Les livres

► Notre Chanel

► Immortelle randonnée


Livres 69 1Notre Chanel

de Jean Lebrun, Bleu autour, 280 pages, 20 euros.

Le bandeau de ce livre ne passe pas inaperçu : "Goncourt de la biographie 2014" : rien moins que cela ! On se pressait devant le stand de Jean Lebrun, lors du Salon de la biographie de Chaville de septembre 2014 pour arracher une dédicace de ce Notre Chanel (1). L'auteur avait fait sensation lorsqu'il avait pu présenter l'ouvrage, peu de temps auparavant, à l'émission de François Busnel, La très grande librairie, sur France 5. Une nouvelle bio pour cette Coco Chanel ? Tant de livres n'ont-ils pas déjà été publiés sur cette modeste couturière qui, au fil des ans, acquit une célébrité mondiale dans la mode féminine, avec son tailleur de tweed et, dans le monde des parfums, avec son No 5 ?

Tout n'avait pas été dit sur la vie de Gabrielle Chanel, loin de là. Avec son ami Bernard Costa, Jean Lebrun, historien, journaliste, ancien chef du service Culture du quotidien La Croix, auteur de plusieurs essais sur le journalisme et producteur de l'émission La marche de l'histoire sur France Inter, a entrepris de faire revivre, à partir d'une longue quête sur le terrain, les péripéties étonnantes et souvent dissimulées de cette "insaisissable Chanel". Des débuts plutôt misérables : "Ils étaient dix-neuf rejetons dans la fratrie", du père qui, une fois veuf, plaça ses filles dans un orphelinat du monastère d'Aubazine, en Corrèze. C'est là que commence l'incroyable parcours de Gabrielle Chanel, que déroulent d'un lieu l'autre, nos deux limiers. Découvertes multiples auprès de ceux qui ont approchés Chanel, mise à jour de documents, descriptions (et photos) de cadres de vie insoupçonnés, des récits relatés avec un talent d'écrivain-conteur. Où l'on voit comment "l'héroïne" va (pas toujours) de succès en succès, de Pau et Biarritz, d'un château à l'autre, Corbère, Le Mesnil-Guillaume, l'arrivée à Paris et la Belle époque, la rue Cambon, le Ritz, des ateliers usines. Mais surtout, la rencontre avec une étonnante diversité de personnages. Des relations qui pendant la Seconde Guerre mondiale la conduiront à se lier à la fois d'un côté avec l'entourage de Churchill et, de l'autre, avec des nazis, dont l'un, Schellenberg, condamné au procès dit des successeurs de Nuremberg, a pu bénéficier de l'aide financière de Chanel. Sa tombe est à Lausanne.

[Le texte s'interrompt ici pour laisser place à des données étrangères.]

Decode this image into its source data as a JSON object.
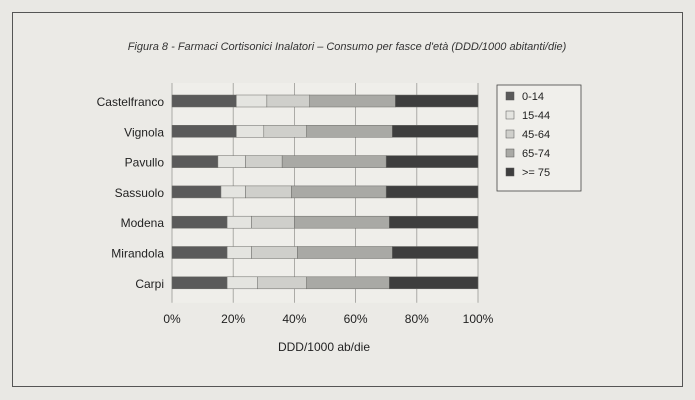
{
  "chart_data": {
    "type": "bar",
    "stacked": true,
    "orientation": "horizontal",
    "percent_stacked": true,
    "title": "Figura 8 - Farmaci Cortisonici Inalatori – Consumo per fasce d'età (DDD/1000 abitanti/die)",
    "xlabel": "DDD/1000 ab/die",
    "ylabel": "",
    "xlim": [
      0,
      100
    ],
    "x_ticks": [
      "0%",
      "20%",
      "40%",
      "60%",
      "80%",
      "100%"
    ],
    "categories": [
      "Castelfranco",
      "Vignola",
      "Pavullo",
      "Sassuolo",
      "Modena",
      "Mirandola",
      "Carpi"
    ],
    "series": [
      {
        "name": "0-14",
        "color": "#5a5a5a",
        "values": [
          21,
          21,
          15,
          16,
          18,
          18,
          18
        ]
      },
      {
        "name": "15-44",
        "color": "#e4e4e0",
        "values": [
          10,
          9,
          9,
          8,
          8,
          8,
          10
        ]
      },
      {
        "name": "45-64",
        "color": "#cfcfcb",
        "values": [
          14,
          14,
          12,
          15,
          14,
          15,
          16
        ]
      },
      {
        "name": "65-74",
        "color": "#a9a9a5",
        "values": [
          28,
          28,
          34,
          31,
          31,
          31,
          27
        ]
      },
      {
        "name": ">= 75",
        "color": "#3e3e3e",
        "values": [
          27,
          28,
          30,
          30,
          29,
          28,
          29
        ]
      }
    ],
    "grid": true,
    "legend_position": "right"
  }
}
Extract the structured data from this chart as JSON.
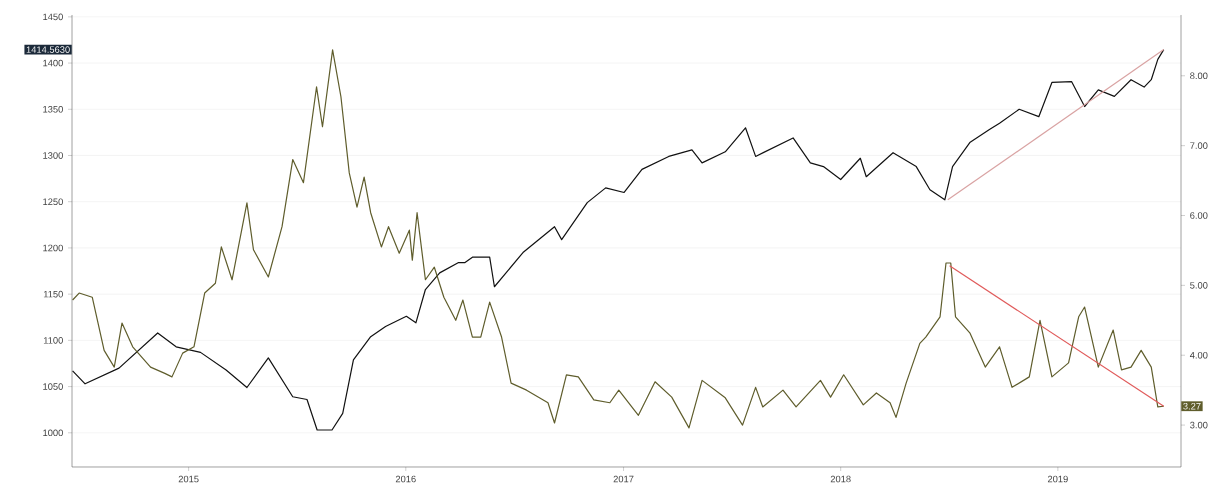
{
  "chart_data": {
    "type": "line",
    "xlim": [
      "2014-06-19",
      "2019-07-27"
    ],
    "xticks": [
      {
        "value": "2015-01-01",
        "label": "2015"
      },
      {
        "value": "2016-01-01",
        "label": "2016"
      },
      {
        "value": "2017-01-01",
        "label": "2017"
      },
      {
        "value": "2018-01-01",
        "label": "2018"
      },
      {
        "value": "2019-01-01",
        "label": "2019"
      }
    ],
    "ylim": [
      963,
      1452
    ],
    "yticks": [
      1000,
      1050,
      1100,
      1150,
      1200,
      1250,
      1300,
      1350,
      1400,
      1450
    ],
    "y2lim": [
      2.4,
      8.87
    ],
    "y2ticks": [
      {
        "value": 3,
        "label": "3.00"
      },
      {
        "value": 4,
        "label": "4.00"
      },
      {
        "value": 5,
        "label": "5.00"
      },
      {
        "value": 6,
        "label": "6.00"
      },
      {
        "value": 7,
        "label": "7.00"
      },
      {
        "value": 8,
        "label": "8.00"
      }
    ],
    "grid": "y",
    "annotations": [
      "1414.5630",
      "3.27"
    ],
    "series": [
      {
        "color": "#111111",
        "x": [
          "2014-06-20",
          "2014-07-11",
          "2014-09-06",
          "2014-11-10",
          "2014-12-11",
          "2015-01-21",
          "2015-03-05",
          "2015-04-09",
          "2015-05-15",
          "2015-06-25",
          "2015-07-19",
          "2015-08-05",
          "2015-08-30",
          "2015-09-17",
          "2015-10-05",
          "2015-11-03",
          "2015-11-28",
          "2016-01-02",
          "2016-01-18",
          "2016-02-03",
          "2016-02-27",
          "2016-03-29",
          "2016-04-09",
          "2016-04-22",
          "2016-05-21",
          "2016-05-29",
          "2016-07-16",
          "2016-09-07",
          "2016-09-19",
          "2016-11-01",
          "2016-12-02",
          "2017-01-02",
          "2017-02-01",
          "2017-03-18",
          "2017-04-26",
          "2017-05-13",
          "2017-06-21",
          "2017-07-25",
          "2017-08-11",
          "2017-10-13",
          "2017-11-11",
          "2017-12-03",
          "2018-01-01",
          "2018-02-03",
          "2018-02-13",
          "2018-03-30",
          "2018-05-08",
          "2018-05-31",
          "2018-06-25",
          "2018-07-08",
          "2018-08-06",
          "2018-09-08",
          "2018-09-25",
          "2018-10-28",
          "2018-11-30",
          "2018-12-22",
          "2019-01-24",
          "2019-02-15",
          "2019-03-10",
          "2019-04-06",
          "2019-05-04",
          "2019-05-26",
          "2019-06-07",
          "2019-06-18",
          "2019-06-28"
        ],
        "values": [
          1067,
          1053,
          1070,
          1108,
          1093,
          1087,
          1068,
          1049,
          1081,
          1039,
          1036,
          1003,
          1003,
          1021,
          1079,
          1104,
          1115,
          1126,
          1119,
          1155,
          1173,
          1184,
          1184,
          1190,
          1190,
          1158,
          1195,
          1223,
          1209,
          1249,
          1265,
          1260,
          1285,
          1299,
          1306,
          1292,
          1304,
          1330,
          1299,
          1319,
          1292,
          1288,
          1274,
          1297,
          1277,
          1303,
          1288,
          1263,
          1252,
          1288,
          1314,
          1328,
          1335,
          1350,
          1342,
          1379,
          1380,
          1353,
          1371,
          1364,
          1382,
          1374,
          1382,
          1404,
          1414.563
        ]
      },
      {
        "color": "#5f5d2c",
        "axis": "y2",
        "x": [
          "2014-06-20",
          "2014-07-01",
          "2014-07-23",
          "2014-08-12",
          "2014-08-29",
          "2014-09-11",
          "2014-09-29",
          "2014-10-29",
          "2014-11-22",
          "2014-12-04",
          "2014-12-22",
          "2015-01-10",
          "2015-01-28",
          "2015-02-15",
          "2015-02-25",
          "2015-03-15",
          "2015-04-09",
          "2015-04-20",
          "2015-05-15",
          "2015-06-07",
          "2015-06-25",
          "2015-07-13",
          "2015-08-04",
          "2015-08-14",
          "2015-08-31",
          "2015-09-14",
          "2015-09-28",
          "2015-10-11",
          "2015-10-23",
          "2015-11-03",
          "2015-11-21",
          "2015-12-03",
          "2015-12-21",
          "2016-01-07",
          "2016-01-12",
          "2016-01-20",
          "2016-02-03",
          "2016-02-18",
          "2016-03-05",
          "2016-03-25",
          "2016-04-06",
          "2016-04-22",
          "2016-05-06",
          "2016-05-21",
          "2016-06-10",
          "2016-06-26",
          "2016-07-22",
          "2016-08-27",
          "2016-09-07",
          "2016-09-27",
          "2016-10-17",
          "2016-11-12",
          "2016-12-09",
          "2016-12-24",
          "2017-01-26",
          "2017-02-23",
          "2017-03-23",
          "2017-04-21",
          "2017-05-13",
          "2017-06-21",
          "2017-07-20",
          "2017-08-11",
          "2017-08-23",
          "2017-09-26",
          "2017-10-18",
          "2017-11-28",
          "2017-12-15",
          "2018-01-06",
          "2018-02-08",
          "2018-03-02",
          "2018-03-25",
          "2018-04-04",
          "2018-04-21",
          "2018-05-14",
          "2018-05-24",
          "2018-06-17",
          "2018-06-27",
          "2018-07-05",
          "2018-07-13",
          "2018-08-06",
          "2018-09-01",
          "2018-09-25",
          "2018-10-16",
          "2018-11-14",
          "2018-12-02",
          "2018-12-22",
          "2019-01-19",
          "2019-02-05",
          "2019-02-15",
          "2019-03-10",
          "2019-04-04",
          "2019-04-18",
          "2019-05-04",
          "2019-05-21",
          "2019-06-07",
          "2019-06-18",
          "2019-06-28"
        ],
        "values": [
          4.79,
          4.89,
          4.83,
          4.07,
          3.83,
          4.46,
          4.12,
          3.83,
          3.74,
          3.69,
          4.03,
          4.12,
          4.89,
          5.03,
          5.55,
          5.08,
          6.18,
          5.51,
          5.12,
          5.84,
          6.8,
          6.47,
          7.84,
          7.27,
          8.37,
          7.7,
          6.61,
          6.12,
          6.55,
          6.04,
          5.55,
          5.84,
          5.46,
          5.79,
          5.36,
          6.04,
          5.08,
          5.26,
          4.83,
          4.5,
          4.79,
          4.26,
          4.26,
          4.76,
          4.26,
          3.6,
          3.5,
          3.32,
          3.03,
          3.72,
          3.69,
          3.36,
          3.32,
          3.5,
          3.14,
          3.62,
          3.4,
          2.96,
          3.64,
          3.39,
          3.0,
          3.54,
          3.26,
          3.5,
          3.26,
          3.64,
          3.4,
          3.72,
          3.29,
          3.46,
          3.32,
          3.11,
          3.6,
          4.17,
          4.26,
          4.55,
          5.32,
          5.32,
          4.55,
          4.32,
          3.83,
          4.12,
          3.54,
          3.69,
          4.5,
          3.69,
          3.89,
          4.55,
          4.69,
          3.83,
          4.36,
          3.79,
          3.83,
          4.07,
          3.83,
          3.26,
          3.27
        ]
      },
      {
        "type": "line",
        "color": "#d9a3a3",
        "x": [
          "2018-06-30",
          "2019-06-28"
        ],
        "values": [
          1252,
          1414.563
        ]
      },
      {
        "type": "line",
        "color": "#e05a5a",
        "axis": "y2",
        "x": [
          "2018-07-03",
          "2019-06-28"
        ],
        "values": [
          5.28,
          3.27
        ]
      }
    ]
  }
}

A plusieurs reprises, au fil de cette enquête, Jean Lebrun dévoile avec pudeur la dégradation puis le décès ar le sida de son ami Bernard Costa qui lui avait confié : "Dis, notre livre, tu l'écriras ?".

Michel Cuperly

(1) Parmi les 80 biographes exposant à ce Salon : Bernard Lecomte, pour son Gorbatchev (Ed. Perrin).
Trois anciens chefs de service de La Croix se croisaient ainsi ce jour-là : Jean Lebrun (Culture), B. Lecomte (étranger), M. Cuperly (économie).


Livres 69 2Immortelle randonnée

Compostelle malgré moi

de Jean-Christophe Rufin, Guerin éditions, 200 pages, 19,50 euros.

Un livre de plus sur Compostelle ! Oui, mais celui-ci est de Jean-Christophe Rufin, membre de l'Académie française. Autrement dit, écrit d'une plume exquise qui ouvre au plaisir de lire.

L'auteur a choisi le chemin du Nord, le chemin côtier réputé le plus difficile, le moins bien balisé. Il longe les côtes basque et cantabrique, traverse les montagnes sauvages des Asturies et de Galice. Plus de huit cents kilomètres à affronter pour le Jacquet solitaire qui a choisi ce chemin.

Il ne s'y est pas engagé dans un but religieux : "à l'origine, j'avais simplement décidé de faire une grande marche solitaire. En partant pour Saint-Jacques, je ne cherchais rien et je l'ai trouvé." Mais peu à peu, cette "immortelle randonnée" devient pour lui une épreuve humaine et spirituelle : "Il faut que le pèlerin soit enfin seul et presque nu, qu'il abandonne les oripeaux de la liturgie pour qu'il puisse monter alors vers le ciel." Ce dépassement, l'auteur le trouve dans le Chemin qui s'impose à lui : "Il est une force. Il s'impose, il vous saisit, vous violente et vous façonne. Il ne vous donne pas la parole mais vous fait taire. Chaque fois qu'il s'est agi de prendre une décision, j'ai senti le Chemin agir puissamment en moi et me convaincre, pour ne pas dire me vaincre."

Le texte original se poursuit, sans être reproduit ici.